“I wanted my kids to grow up in a culture I grew up in,” says Karvika Thapa on her decision to return to Nepal after working in the US for 14 years. Kavika is the CEO of Kimbu Tech, one of the few women-led companies in Nepal.
Karvika left behind her American life to raise her daughters in Nepal and the Nepali culture. Soon after coming back, she noticed that only a few Nepali women were in leadership positions across all the career fields. “As a mother of two young girls, I could not help but think what my daughters would grow up to be if they barely see women in any leadership positions,” says Karvika. With her daughters in mind, she decided to return to the workforce and be that role model for her and other young girls of Nepal.
Karvika earned her Bachelors in Business Information System from Kathmandu University. Then, she went to the US to pursue an MBA from Saginaw Valley State University. While in the US, she worked with fortune 500 companies and big clients like Nike and Urban Outfitters. She also worked in diverse roles, including finance, database marketing, project management, and quality assurance. Her roles, especially with Merkle and Boston Scientific, allowed her to work across international teams remotely. Having worked in diverse roles and with multiple companies while in the US, Karvika knew her strengths and what she can bring to the Nepali community. She knew she wanted to work internationally and get businesses to Nepal. She says, “I firmly believe that bringing businesses to Nepal can solve many economic challenges we are facing as a country today.”
Karvika’s passion for tech and her vision to bring businesses to Nepal led her to establish Kimbu Tech, an international software company based in Nepal. Kimbu Tech provides IT solutions and outsourcing services and primarily works with clients in Israel and the US. As Karvika puts it, Kimbu Tech is not just a company that brings businesses into Nepal; it is also a company that focuses on establishing Nepal as a tech hub with skilled engineers. Kimbu Tech also collaborates with the KMC Educational Network to identify and narrow the gaps in the talents and recruitment pipeline.
In her efforts to understand the recruitment pipeline problems, Karvika found that the existing curriculum in the Nepali colleges never focused on hands-on learning that resulted in the skill gaps among the new graduate hires. She worked with educators and company owners to address staff shortages and skill gaps in recent graduate hire. She drafted a new four-year curriculum that aligns with the existing curriculum and is also focused on preparing college students with the companies’ skill set. The curriculum is a four-year plan that allows college students to learn new skills from the industry experts starting from their first year at college and was being implemented as a prototype in Himalayan Engineering College before the COVID19, which halted the plan. However, Karvika is still focused on addressing skill gaps and staff shortages in the Nepali tech industry. She took on a new role as IT consultant at Gandaki University. She is working together with the university to establish an IT program that prepares students for the tech industry. With the new curriculum and program, Karvika promises a significant and positive shift in the future recruitment pipeline. She is bringing her experiences to create a space and program that is enriching and focuses on the students’ holistic development.
“I am excited to work together with the university and educators to bring a curriculum that prepares the students for the tech industry. We are pushing it when it comes to how comprehensive the curriculum is and how the program prepares students to thrive and succeed in the industry.”
Karvika shares that COVID19 has affected the operations within Kimbu Tech as well. She says, “While we did not lose any clients during the pandemic, we did not grow as big as we thought we would, either. As a company, we were ready to grow but locking in new clients became difficult once COVID hit.” “However, on a brighter side,” she adds, “one thing that Kimbu Tech achieved during the pandemic was we were able to start an all-women support team who support an app 24/7, and I believe that it is a milestone worth celebrating.”
Karvika struggles with being a work-from-home CEO and a mom to two young girls during this pandemic on a more personal front.
“Motherhood is exhausting sometimes. As women, we have so many expectations to meet, including our own and everyone else’s. Things get difficult to manage when you are a working mom. Sometimes you have to attend a conference when your child is sick, and honestly, I am still figuring out everyday the new ways to show my daughters that their mother can do both; be a CEO and make them dinner.
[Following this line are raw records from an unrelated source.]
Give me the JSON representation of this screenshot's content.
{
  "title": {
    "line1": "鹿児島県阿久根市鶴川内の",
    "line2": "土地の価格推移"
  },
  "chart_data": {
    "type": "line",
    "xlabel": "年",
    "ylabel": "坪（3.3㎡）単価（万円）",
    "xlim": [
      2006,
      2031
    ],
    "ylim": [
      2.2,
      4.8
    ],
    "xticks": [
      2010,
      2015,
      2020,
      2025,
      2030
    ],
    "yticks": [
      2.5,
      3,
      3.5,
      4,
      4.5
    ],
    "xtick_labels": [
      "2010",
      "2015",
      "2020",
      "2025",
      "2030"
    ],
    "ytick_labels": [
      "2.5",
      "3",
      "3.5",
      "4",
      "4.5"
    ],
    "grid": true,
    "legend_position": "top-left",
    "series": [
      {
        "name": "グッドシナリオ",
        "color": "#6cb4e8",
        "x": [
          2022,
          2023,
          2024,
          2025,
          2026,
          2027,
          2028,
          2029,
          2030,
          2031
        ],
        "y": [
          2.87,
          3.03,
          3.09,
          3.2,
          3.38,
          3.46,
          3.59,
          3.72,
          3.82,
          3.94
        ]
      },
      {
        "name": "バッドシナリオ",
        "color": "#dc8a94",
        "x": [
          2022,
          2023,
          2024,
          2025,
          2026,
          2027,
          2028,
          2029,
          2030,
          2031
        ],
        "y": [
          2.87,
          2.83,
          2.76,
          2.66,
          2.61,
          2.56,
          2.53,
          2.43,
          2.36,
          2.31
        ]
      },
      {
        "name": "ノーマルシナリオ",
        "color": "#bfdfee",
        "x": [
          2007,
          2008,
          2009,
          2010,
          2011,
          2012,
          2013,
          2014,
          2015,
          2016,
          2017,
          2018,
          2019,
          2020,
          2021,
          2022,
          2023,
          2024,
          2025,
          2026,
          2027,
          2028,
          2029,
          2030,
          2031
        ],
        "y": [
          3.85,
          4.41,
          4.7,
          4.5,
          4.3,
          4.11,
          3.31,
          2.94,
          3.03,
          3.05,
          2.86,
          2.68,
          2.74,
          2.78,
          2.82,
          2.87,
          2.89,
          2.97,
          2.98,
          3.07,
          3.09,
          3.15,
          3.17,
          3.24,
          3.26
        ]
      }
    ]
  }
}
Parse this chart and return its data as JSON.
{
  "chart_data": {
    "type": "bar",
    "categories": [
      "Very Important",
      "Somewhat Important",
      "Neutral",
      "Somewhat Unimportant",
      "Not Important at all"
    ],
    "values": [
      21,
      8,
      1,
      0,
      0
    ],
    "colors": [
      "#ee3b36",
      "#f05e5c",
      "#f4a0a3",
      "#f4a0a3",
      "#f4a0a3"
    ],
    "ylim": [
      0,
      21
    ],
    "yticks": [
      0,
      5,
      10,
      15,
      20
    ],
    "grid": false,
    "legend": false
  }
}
Also, having an equal partner to share your responsibilities at home is very important, and I am lucky in that space of life.”
Karvika is incredibly grateful to her family, who motivate and support her. She believes that an individual is more powerful when they are surrounded with people who support them. She asks the youths to leverage any help they get along the way. Besides, she also requests other parents to support their children and give them opportunities to identify and follow their passion. She thinks that it is crucial for children to identify their passion early on and master skills to pursue their passion.
“Find your passion early on. It may be a problem in society that you would want to solve or a skill you would want to master. Take classes, do things that will help you master your passion. The skills you have learned in your way to mastering your passion will always be useful. It may not always be your main job, but it can always be your side hustle, some extra cash, and skill that you can depend on.”